Fabrina Furtado – Os países do Sul Global acabam reforçando o papel de inserção subordinada e dependente ao capitalismo global na geopolítica da transição energética.
Em 2024, o Brasil sedia o G20 e em 2025, a COP 30. Você percebe se essas duas oportunidades tem servido para sedimentar o conceito de transição energética que você critica? Como?
Elisangela Soldateli Paim – O termo “transição energética” foi capturado por empresas e governos há um bom tempo. O que é importante tornar visível é o que está acontecendo em “nome da transição energética”. Megaprojetos de energia eólica e solar estão impactando negativamente o ambiente e fragmentando territórios, portanto, destruindo modos de vida tradicionais no Nordeste do Brasil, por exemplo, mas em muitos outros territórios. Estes grandes empreendimentos não só geram diversos impactos negativos na sua instalação, mas também dependem de diversos minerais para a produção de equipamentos.

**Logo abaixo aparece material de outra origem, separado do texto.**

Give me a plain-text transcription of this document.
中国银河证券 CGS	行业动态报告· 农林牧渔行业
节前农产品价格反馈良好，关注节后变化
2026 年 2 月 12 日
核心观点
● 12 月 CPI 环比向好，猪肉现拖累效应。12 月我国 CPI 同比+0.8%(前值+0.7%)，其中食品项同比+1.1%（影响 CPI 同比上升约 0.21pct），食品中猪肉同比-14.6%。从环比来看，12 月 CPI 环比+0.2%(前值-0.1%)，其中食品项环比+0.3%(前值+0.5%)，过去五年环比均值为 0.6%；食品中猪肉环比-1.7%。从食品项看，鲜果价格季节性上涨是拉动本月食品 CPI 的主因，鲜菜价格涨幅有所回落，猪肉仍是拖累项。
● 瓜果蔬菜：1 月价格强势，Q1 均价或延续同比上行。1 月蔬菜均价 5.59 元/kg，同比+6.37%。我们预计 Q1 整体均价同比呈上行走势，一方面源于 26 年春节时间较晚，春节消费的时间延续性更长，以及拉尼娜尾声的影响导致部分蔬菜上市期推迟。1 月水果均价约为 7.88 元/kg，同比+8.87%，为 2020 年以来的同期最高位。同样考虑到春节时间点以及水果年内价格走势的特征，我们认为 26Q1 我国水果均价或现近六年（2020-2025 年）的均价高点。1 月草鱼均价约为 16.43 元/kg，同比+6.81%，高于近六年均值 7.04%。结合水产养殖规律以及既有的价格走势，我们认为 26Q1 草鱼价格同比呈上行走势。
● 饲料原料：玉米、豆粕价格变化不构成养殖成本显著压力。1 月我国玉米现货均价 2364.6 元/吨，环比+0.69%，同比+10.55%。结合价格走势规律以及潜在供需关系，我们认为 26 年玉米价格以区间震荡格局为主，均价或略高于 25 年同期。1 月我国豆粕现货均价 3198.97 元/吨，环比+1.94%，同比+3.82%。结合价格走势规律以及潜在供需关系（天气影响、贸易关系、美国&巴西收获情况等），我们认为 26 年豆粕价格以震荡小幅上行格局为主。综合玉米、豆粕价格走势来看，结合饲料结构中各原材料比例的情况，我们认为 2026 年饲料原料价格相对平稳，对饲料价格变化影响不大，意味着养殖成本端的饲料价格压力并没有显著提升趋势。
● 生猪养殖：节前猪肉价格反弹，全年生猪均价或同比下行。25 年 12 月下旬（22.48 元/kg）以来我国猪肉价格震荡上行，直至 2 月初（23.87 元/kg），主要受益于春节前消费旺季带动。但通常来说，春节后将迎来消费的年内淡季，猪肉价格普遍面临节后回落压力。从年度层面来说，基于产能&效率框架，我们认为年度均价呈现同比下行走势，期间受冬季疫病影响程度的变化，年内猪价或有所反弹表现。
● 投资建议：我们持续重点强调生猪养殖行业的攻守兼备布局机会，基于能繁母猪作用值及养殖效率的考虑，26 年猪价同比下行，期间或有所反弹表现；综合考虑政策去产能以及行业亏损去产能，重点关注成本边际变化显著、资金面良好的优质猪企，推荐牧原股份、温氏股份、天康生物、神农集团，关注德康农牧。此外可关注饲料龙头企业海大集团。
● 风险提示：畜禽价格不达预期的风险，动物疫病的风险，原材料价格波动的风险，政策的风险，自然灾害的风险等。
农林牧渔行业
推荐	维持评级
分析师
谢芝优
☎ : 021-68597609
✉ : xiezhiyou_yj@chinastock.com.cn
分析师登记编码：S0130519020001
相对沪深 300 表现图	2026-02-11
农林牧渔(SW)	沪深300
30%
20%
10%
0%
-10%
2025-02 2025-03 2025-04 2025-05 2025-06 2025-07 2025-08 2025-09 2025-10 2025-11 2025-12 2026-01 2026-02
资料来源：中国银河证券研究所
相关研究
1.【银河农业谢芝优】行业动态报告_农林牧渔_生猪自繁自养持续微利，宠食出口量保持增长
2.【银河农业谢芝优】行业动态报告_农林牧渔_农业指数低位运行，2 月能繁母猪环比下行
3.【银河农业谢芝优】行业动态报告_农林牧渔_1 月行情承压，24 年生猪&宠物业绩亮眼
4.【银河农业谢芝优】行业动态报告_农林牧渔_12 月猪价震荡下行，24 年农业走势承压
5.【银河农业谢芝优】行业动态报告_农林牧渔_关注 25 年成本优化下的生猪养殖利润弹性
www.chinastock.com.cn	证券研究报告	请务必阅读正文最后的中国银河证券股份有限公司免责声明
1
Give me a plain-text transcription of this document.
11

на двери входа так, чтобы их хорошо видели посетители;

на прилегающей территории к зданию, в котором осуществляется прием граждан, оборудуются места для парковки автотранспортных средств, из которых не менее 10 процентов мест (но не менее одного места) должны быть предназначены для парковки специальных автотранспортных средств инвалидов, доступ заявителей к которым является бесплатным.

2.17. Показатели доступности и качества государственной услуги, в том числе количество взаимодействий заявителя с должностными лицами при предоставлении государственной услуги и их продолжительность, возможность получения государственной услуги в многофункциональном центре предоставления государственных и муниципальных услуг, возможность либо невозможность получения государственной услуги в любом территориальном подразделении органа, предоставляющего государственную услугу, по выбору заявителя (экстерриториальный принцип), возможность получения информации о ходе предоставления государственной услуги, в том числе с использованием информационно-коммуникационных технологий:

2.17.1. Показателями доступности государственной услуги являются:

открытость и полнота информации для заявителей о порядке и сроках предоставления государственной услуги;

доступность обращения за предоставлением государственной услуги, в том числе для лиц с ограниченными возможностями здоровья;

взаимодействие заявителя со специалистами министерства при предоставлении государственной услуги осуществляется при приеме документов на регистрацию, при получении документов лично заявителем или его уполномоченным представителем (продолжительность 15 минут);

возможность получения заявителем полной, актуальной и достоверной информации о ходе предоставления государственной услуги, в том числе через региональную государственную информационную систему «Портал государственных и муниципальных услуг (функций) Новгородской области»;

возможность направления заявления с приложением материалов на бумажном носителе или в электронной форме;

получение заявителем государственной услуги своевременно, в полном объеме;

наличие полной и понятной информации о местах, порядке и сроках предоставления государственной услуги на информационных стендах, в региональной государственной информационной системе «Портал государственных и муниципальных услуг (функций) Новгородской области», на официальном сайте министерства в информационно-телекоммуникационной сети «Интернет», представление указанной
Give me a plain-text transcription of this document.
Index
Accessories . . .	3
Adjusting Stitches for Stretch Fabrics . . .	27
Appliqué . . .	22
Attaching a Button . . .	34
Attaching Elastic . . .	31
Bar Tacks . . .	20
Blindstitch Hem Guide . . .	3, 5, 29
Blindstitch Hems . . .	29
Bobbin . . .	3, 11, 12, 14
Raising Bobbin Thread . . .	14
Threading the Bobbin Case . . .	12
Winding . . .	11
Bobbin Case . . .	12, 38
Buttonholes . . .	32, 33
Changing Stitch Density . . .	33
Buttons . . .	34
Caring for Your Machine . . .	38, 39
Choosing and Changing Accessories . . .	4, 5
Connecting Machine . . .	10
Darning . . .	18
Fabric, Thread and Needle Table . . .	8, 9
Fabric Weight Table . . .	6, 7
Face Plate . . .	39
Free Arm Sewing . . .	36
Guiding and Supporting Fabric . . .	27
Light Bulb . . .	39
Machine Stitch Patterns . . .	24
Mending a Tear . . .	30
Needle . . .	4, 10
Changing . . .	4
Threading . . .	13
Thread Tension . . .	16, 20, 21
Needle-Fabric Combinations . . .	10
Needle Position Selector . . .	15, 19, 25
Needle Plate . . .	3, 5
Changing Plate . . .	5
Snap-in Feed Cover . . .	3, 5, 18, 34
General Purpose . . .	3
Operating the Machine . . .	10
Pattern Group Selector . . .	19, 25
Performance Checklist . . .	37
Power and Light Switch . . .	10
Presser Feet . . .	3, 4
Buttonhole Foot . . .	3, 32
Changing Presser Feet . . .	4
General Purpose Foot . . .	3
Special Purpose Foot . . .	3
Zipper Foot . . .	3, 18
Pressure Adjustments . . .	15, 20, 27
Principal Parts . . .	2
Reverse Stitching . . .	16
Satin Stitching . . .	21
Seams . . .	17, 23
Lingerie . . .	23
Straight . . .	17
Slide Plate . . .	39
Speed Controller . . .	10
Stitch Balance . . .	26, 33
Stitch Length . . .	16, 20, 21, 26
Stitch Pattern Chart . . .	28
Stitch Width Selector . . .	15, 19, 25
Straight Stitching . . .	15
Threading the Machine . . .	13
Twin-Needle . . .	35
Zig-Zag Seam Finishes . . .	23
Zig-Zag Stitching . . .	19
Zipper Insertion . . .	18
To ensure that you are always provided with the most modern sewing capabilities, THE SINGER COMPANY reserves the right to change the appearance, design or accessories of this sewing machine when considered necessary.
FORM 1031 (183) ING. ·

E, assim, geram outros conflitos associados à mineração do cobre, do lítio e de elementos de terras raras, etc. Estes minerais são fundamentais nos processos de transição energética. Mais que nunca é necessário evidenciar as drásticas consequências impostas pela agenda do capitalismo verde, que recaem com profunda intensidade sobre os territórios atingidos pelos empreendimentos.